Ça fait des mois que je me forme à la politique et à l’économie française. Ce n’est pas vraiment beau à voir. Alors j’exprime mon ressenti face à de telles injustices. On vit dans un monde de fous, très complexe, et j’ai besoin d’exprimer mon sentiment de révolte face à toutes ces “incivilités”, comme le dirait Darmanin.

© Zegranbabacar

Pourquoi as-tu fait le choix de traiter l’autoportrait ? 

L’autoportrait revient chez beaucoup d’artistes. Quand j’ai commencé à dessiner, c’était presque tout le temps mon visage car c’était les traits que je connaissais le mieux. Je n’avais pas encore non plus la subtilité d’exprimer mes émotions avec un autre sujet que moi-même, c’était un peu balourd et je pense avoir fait le tour du sujet. Mais je crois qu’aujourd’hui encore, 90% de mes créations sont des formes d’autoportraits. C’est juste que ce ne sont plus des autoportraits de mon visage comme au début mais de mon âme.

Tes œuvres représentent à la fois le corps et l’âme. Quel est le rapport entre les deux selon toi ?
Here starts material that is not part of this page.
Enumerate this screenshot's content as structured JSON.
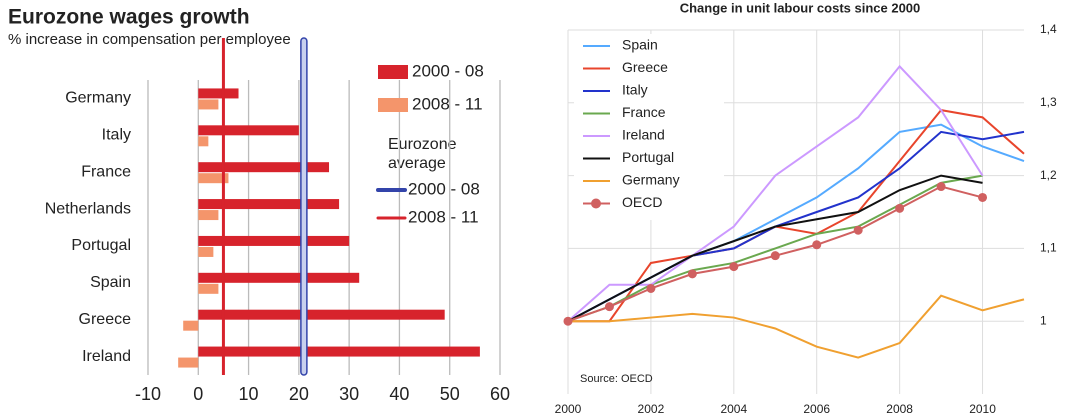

L’un ne va pas sans l’autre, c’est plus facile de représenter une âme avec un corps. C’est ce que les humains voient au quotidien. Mais avec le temps, j’aimerais bien me détacher de plus en plus du corps pour représenter uniquement l’âme et des émotions brutes.

© Zegranbabacar

Tu tournes énormément ton art vers un univers psychédélique, “gore”. Qu’est-ce qui stimule cet intérêt pour cette représentation du monde ?

Ça revient à la question d’avant : le corps et l’âme, la chair et l’esprit. Après, je ne vois pas trop mon art comme gore, je dirais plus “humain”. Je représente l’humain sous toutes ses formes…

Qu’est-ce qui t’inspire dans ton art ?

Question très difficile… Rien et tout, je fais ça pour m’occuper avant tout, pour m’exprimer et éviter d’imploser. Une motivation que j’ai tous les jours, c’est de faire mieux qu’hier.  Une fois un dessin fini je ne le regarde plus jamais, à part pour analyser la technique que j’ai utilisée. Donc on pourrait dire que mon art m’inspire à m’améliorer dans ce domaine.